There we find "I used it to write this article, with Emacs in nXML mode
(see Resources) to drive context-sensitive XML editing off of XHTML 2's
RELAX NG schema. Before I turned the article in, I converted it to
conform to the developerWorks DTD with a simple XSLT stylesheet."

So he wrote the article using XHTML2, and then it was converted
to a developerworks DTD, and then it was converted to... let's
see... XHTML 1.0 transitional for delivery to the web. I
suppose there's a time and a place for pre-publication batch
processing like this, but I'd be more impressed if I could
view source on the article and see the cool new XHTML 2 markup
right there.

Likewise, I watched an interview...

interview with Steven Pemberton (CWI W3C) and Michael Smith (W3C) at
Xtech 2007 

http://blip.tv/file/241108

Michael Smith says that most mobile content is written in one language
and shipped over the wire in another. Where's the view source effect?

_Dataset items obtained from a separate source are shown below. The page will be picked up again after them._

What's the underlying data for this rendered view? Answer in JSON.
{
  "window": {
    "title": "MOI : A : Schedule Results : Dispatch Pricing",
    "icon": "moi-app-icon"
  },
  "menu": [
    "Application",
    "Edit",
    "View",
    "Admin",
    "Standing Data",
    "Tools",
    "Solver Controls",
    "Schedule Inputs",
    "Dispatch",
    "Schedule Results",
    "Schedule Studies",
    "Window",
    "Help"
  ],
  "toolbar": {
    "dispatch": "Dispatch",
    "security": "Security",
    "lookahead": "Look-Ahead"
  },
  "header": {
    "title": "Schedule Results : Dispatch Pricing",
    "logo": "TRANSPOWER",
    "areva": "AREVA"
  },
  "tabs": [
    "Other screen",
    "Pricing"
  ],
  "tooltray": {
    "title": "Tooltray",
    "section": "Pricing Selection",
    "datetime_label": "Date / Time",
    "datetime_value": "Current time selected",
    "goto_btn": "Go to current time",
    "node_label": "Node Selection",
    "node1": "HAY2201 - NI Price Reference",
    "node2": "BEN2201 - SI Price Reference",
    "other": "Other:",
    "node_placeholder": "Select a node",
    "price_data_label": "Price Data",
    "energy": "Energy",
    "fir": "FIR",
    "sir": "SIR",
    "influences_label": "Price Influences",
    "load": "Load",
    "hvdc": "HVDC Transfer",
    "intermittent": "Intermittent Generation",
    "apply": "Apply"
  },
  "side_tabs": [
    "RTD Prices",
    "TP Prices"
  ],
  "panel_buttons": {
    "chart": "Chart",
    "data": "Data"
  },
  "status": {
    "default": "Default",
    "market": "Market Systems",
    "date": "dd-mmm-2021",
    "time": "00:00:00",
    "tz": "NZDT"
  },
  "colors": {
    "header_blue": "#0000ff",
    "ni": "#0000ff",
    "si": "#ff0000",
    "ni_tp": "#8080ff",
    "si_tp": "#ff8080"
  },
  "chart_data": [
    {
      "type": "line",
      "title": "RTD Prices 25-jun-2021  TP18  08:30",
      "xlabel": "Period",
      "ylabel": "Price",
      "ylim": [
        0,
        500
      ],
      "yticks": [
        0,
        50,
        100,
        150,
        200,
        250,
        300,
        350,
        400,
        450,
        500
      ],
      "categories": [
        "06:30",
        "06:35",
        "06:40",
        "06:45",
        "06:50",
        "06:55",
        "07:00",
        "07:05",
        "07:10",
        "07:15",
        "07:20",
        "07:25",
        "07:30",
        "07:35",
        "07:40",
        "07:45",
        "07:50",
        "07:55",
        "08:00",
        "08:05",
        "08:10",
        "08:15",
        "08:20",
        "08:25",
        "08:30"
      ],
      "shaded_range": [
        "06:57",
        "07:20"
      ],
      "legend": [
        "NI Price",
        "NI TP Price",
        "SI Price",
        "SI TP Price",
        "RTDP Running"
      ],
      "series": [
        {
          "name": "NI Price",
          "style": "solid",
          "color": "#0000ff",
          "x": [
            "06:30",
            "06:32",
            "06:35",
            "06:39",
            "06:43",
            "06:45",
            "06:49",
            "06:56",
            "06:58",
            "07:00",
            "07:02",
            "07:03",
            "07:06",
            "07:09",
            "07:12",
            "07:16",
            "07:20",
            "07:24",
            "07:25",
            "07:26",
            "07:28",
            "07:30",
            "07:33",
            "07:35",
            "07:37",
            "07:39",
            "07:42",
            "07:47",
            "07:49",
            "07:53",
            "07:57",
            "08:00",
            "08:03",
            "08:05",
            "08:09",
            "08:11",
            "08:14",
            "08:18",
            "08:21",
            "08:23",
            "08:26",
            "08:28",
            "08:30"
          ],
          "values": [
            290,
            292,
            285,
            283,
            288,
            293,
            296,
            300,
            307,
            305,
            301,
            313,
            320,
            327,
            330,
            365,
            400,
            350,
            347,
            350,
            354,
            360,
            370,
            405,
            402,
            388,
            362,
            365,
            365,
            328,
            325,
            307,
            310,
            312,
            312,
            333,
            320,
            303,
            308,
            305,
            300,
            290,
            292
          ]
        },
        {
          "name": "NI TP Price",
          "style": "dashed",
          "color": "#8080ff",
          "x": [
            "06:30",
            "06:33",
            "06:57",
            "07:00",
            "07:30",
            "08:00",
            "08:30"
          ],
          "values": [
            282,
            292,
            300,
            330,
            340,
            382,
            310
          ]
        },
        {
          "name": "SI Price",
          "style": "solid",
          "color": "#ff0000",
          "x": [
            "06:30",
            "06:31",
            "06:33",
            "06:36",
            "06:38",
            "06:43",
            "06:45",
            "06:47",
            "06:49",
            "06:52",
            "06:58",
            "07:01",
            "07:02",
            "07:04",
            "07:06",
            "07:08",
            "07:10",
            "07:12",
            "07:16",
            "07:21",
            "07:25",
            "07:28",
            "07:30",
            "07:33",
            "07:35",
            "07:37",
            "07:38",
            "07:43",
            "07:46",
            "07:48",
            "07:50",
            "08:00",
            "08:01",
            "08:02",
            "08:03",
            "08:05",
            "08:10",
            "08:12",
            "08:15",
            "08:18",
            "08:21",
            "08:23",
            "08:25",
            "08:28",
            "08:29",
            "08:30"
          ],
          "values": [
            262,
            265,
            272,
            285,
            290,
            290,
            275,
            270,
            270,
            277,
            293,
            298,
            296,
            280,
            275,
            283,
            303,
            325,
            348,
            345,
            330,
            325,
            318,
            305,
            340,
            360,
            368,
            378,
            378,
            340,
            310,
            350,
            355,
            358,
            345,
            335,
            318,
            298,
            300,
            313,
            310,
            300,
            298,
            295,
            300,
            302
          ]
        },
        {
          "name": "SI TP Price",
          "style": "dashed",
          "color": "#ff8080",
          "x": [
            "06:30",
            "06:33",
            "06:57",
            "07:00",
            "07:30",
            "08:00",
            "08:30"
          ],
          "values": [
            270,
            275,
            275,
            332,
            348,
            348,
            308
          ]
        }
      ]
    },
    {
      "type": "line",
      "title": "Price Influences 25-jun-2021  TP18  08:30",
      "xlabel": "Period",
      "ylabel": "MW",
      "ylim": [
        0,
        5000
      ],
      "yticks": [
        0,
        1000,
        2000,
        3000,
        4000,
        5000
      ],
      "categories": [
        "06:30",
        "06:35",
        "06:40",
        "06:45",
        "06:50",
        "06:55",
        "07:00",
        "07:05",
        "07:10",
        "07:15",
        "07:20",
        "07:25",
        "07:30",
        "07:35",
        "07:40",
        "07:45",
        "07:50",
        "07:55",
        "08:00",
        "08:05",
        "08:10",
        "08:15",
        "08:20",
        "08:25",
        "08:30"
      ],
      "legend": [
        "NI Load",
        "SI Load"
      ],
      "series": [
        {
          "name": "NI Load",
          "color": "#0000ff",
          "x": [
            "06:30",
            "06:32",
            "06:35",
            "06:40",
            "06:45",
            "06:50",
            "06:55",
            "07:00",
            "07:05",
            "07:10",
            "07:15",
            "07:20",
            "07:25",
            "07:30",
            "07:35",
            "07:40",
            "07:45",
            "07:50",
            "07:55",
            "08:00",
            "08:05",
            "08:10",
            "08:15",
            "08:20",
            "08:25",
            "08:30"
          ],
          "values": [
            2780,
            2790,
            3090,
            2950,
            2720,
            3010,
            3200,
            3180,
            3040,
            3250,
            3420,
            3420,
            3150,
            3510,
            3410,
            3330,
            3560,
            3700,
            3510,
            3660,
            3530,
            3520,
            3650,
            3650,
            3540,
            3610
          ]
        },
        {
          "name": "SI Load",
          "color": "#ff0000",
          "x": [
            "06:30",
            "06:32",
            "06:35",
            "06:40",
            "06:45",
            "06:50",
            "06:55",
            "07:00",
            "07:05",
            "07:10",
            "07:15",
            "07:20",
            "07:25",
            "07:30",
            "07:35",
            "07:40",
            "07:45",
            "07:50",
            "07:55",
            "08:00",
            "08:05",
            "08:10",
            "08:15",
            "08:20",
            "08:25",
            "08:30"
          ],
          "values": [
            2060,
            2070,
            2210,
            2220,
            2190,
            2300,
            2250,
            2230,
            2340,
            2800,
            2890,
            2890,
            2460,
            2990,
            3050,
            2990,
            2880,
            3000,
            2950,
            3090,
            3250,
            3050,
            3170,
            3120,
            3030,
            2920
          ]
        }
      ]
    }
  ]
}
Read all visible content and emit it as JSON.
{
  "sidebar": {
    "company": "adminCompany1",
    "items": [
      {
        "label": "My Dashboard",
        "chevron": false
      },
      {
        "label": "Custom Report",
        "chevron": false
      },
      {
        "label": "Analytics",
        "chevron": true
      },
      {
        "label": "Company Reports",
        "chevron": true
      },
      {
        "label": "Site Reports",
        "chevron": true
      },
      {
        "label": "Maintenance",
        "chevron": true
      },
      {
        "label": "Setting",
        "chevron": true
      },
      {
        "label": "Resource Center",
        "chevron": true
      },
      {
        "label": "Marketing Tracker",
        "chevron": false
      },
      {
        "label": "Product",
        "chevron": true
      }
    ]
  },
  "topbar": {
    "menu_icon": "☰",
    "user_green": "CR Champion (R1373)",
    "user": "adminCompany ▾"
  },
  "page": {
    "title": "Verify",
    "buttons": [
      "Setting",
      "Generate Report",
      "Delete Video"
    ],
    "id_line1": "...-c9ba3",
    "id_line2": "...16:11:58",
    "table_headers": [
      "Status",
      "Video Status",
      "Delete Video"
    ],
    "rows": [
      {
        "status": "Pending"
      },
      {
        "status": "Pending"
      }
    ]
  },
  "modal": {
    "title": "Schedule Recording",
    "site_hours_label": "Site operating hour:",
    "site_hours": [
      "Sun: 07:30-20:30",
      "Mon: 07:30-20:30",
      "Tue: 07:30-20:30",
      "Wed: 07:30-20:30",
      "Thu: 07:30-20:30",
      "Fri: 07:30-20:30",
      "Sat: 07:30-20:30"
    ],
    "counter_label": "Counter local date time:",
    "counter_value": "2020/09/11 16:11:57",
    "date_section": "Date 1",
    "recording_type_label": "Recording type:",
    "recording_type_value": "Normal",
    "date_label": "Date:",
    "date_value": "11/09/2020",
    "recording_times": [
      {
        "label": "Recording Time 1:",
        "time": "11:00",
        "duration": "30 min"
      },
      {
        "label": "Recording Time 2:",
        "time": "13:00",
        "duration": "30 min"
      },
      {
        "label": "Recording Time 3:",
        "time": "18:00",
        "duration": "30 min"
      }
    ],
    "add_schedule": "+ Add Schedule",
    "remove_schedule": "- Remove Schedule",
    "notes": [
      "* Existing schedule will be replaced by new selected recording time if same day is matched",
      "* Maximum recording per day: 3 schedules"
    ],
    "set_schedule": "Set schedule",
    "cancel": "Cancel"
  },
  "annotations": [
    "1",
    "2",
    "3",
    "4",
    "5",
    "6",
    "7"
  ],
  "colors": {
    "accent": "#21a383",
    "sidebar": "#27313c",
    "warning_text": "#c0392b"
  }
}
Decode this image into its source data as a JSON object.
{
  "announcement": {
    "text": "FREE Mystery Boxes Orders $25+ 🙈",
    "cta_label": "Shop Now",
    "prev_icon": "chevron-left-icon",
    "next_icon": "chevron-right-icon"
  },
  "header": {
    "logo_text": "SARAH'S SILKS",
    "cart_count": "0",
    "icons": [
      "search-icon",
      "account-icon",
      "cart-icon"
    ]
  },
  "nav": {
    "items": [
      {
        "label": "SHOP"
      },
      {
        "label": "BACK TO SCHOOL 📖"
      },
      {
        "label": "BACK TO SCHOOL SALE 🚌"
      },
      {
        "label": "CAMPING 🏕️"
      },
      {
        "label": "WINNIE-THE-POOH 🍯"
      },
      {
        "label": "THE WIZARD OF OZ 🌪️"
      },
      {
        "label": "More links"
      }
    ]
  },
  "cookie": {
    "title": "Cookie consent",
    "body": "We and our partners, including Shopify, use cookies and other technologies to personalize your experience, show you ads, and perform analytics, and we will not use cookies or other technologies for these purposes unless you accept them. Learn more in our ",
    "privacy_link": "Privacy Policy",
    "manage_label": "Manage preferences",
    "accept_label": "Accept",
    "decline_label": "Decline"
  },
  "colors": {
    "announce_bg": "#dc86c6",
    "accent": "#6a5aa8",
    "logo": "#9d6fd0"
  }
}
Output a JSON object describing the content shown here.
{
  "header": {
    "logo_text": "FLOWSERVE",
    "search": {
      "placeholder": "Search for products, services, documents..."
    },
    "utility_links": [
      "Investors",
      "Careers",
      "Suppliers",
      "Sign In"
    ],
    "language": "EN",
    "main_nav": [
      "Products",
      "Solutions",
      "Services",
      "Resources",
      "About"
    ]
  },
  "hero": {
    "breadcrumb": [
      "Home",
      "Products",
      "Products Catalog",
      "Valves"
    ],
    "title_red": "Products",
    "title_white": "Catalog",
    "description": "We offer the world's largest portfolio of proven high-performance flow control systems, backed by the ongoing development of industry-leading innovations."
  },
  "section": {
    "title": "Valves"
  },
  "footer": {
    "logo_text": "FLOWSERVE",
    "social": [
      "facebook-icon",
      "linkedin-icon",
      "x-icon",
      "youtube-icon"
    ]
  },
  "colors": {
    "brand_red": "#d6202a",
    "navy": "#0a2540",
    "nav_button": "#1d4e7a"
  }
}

I'm much more interested in a standard for the content
that actually goes over the wire, and I think the fact
that the HTML that goes over the wire is often the
very same HTML that the author dealt with directly
(either as raw markup or at least as concepts in
a direct-manipulation editing tool) is a huge win.

Look at Java vs JavaScript. JavaScript is typically
sent over the wire in source form; Java is sent
in compiled form. The result is that JavaScript
spreads virally while Java spreads more or less
like a typical programming language (with a big
marketing budget ;-).

> Aren't all the major browsers members of this working group and pushed for
> html5 to be the official new version? Won't that mean there'll likely not be
> anyone implementing xhtml2 when/if they ever finish writing their specs?

I wouldn't go so far as to say noone will implement XHTML 2;
the Web is a pretty big place.  The benefits of single-source
authoring are clear enough; I suppose the world can use one or two
more formats sorta like DocBook... but should we call them (X)HTML?
The name XHTML2 suggests it's an HTML specification which
puts it in direct competition with HTML 5. And no, I don't think
it is likely to succeed in that market position.